There are other fees for additional Etsy services such as making an in-person sale using Square, running ads, and shipping labels.
These fees can add up, so make sure you price your products accordingly, do your research on other shops selling products, make sure your pricing is competitive, but that your prices cover your time, materials, labor and other production costs. Helpful information from Etsy can be found here.
Another quick tip about finances is if possible keep your personal and business finances separate. Get a business credit card and use that for all your business costs to better help you keep track of expenses, especially when it comes to tax time.
Further Shop Customization
Now is the point where your shop is technically ready to go, but you’ll really want to customize it to sell your brand/business further.
You’ll want to add a bio and photo, so you can tell your potential customers about yourself and your business. You can talk about how and why you started the business, your mission and really anything you’d like. People love to feel connected to the products they are purchasing and the business they are buying from.
Additionally you’ll want to add a header image for your shop. Choose something that will grab attention, but also displays what your business sells. Also, including your logo in/on the image is always a good call. Branding, branding, branding!
In addition to the shop owner’s bio section, you’ll also want to fill out the shop’s About section. The character limit here is 5000 characters, so feel free to be thorough. Tell about your business’s origin story, share photos/videos of your business/products, including behind the scenes stuff. Again, buyers want to feel connected to your business and love when companies are transparent about their practices.

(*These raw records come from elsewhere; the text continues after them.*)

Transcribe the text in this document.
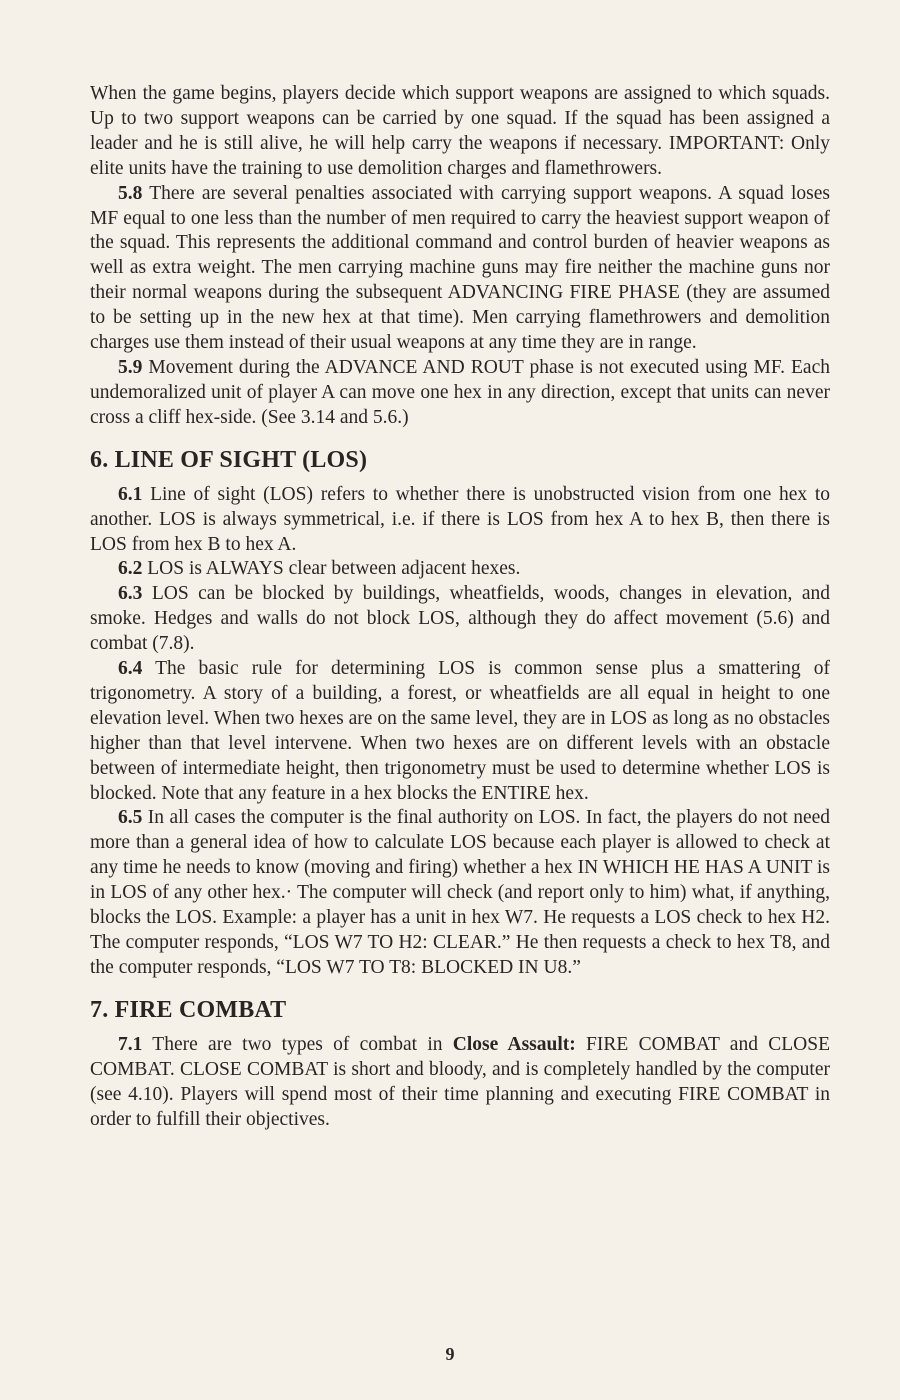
When the game begins, players decide which support weapons are assigned to which squads. Up to two support weapons can be carried by one squad. If the squad has been assigned a leader and he is still alive, he will help carry the weapons if necessary. IMPORTANT: Only elite units have the training to use demolition charges and flamethrowers.

5.8 There are several penalties associated with carrying support weapons. A squad loses MF equal to one less than the number of men required to carry the heaviest support weapon of the squad. This represents the additional command and control burden of heavier weapons as well as extra weight. The men carrying machine guns may fire neither the machine guns nor their normal weapons during the subsequent ADVANCING FIRE PHASE (they are assumed to be setting up in the new hex at that time). Men carrying flamethrowers and demolition charges use them instead of their usual weapons at any time they are in range.

5.9 Movement during the ADVANCE AND ROUT phase is not executed using MF. Each undemoralized unit of player A can move one hex in any direction, except that units can never cross a cliff hex-side. (See 3.14 and 5.6.)

6. LINE OF SIGHT (LOS)

6.1 Line of sight (LOS) refers to whether there is unobstructed vision from one hex to another. LOS is always symmetrical, i.e. if there is LOS from hex A to hex B, then there is LOS from hex B to hex A.

6.2 LOS is ALWAYS clear between adjacent hexes.

6.3 LOS can be blocked by buildings, wheatfields, woods, changes in elevation, and smoke. Hedges and walls do not block LOS, although they do affect movement (5.6) and combat (7.8).

6.4 The basic rule for determining LOS is common sense plus a smattering of trigonometry. A story of a building, a forest, or wheatfields are all equal in height to one elevation level. When two hexes are on the same level, they are in LOS as long as no obstacles higher than that level intervene. When two hexes are on different levels with an obstacle between of intermediate height, then trigonometry must be used to determine whether LOS is blocked. Note that any feature in a hex blocks the ENTIRE hex.

6.5 In all cases the computer is the final authority on LOS. In fact, the players do not need more than a general idea of how to calculate LOS because each player is allowed to check at any time he needs to know (moving and firing) whether a hex IN WHICH HE HAS A UNIT is in LOS of any other hex.· The computer will check (and report only to him) what, if anything, blocks the LOS. Example: a player has a unit in hex W7. He requests a LOS check to hex H2. The computer responds, “LOS W7 TO H2: CLEAR.” He then requests a check to hex T8, and the computer responds, “LOS W7 TO T8: BLOCKED IN U8.”

7. FIRE COMBAT

7.1 There are two types of combat in Close Assault: FIRE COMBAT and CLOSE COMBAT. CLOSE COMBAT is short and bloody, and is completely handled by the computer (see 4.10). Players will spend most of their time planning and executing FIRE COMBAT in order to fulfill their objectives.

9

A quality of life improvement for your shop is making sure you have sections on your shop page so customers can quickly filter to the products they are interested in and also feel free to rearrange the items on your page to suit you. If your products are all lumped together and there doesn’t seem to be rhyme nor reason to the organization, your store will come across as sloppy and potentially unappealing. You want things looking sharp and organized.
You’ll want to have your policies ironed out, including how you make your products, processing/handling times, shipping and payment options. Buyers will want to be able to find answers to all their possible questions before making a purchase, and if the information isn’t readily available, they might not bother with sending you a message to ask, but rather move on from your shop, costing you a potential customer.
Social Media Tools
One of the main ways people advertise now is through social media. Etsy has a built in tool that allows you to push updates to your social media networks (after linking the accounts). These updates can include store milestones, new products, reviews, and store announcements.
Sales on Etsy don’t necessarily happen immediately, or even after a few months, but the more listings you have, the more likely it is that your products will be seen and potentially purchased. Keep in touch with your customers, if you get a message with a question, respond as quickly as possible and don’t be afraid to ask for feedback. You’ll need to provide excellent customer service in order to get 5-star reviews which is a huge help in getting more sales.
As a final note, Etsy has a huge Seller’s Handbook as a resource full of great, in-depth information for sellers on their platform, so definitely check it out for more in-depth information.
Hope this post helps you get your foot in the door on Etsy, so get out there, open a shop and start selling!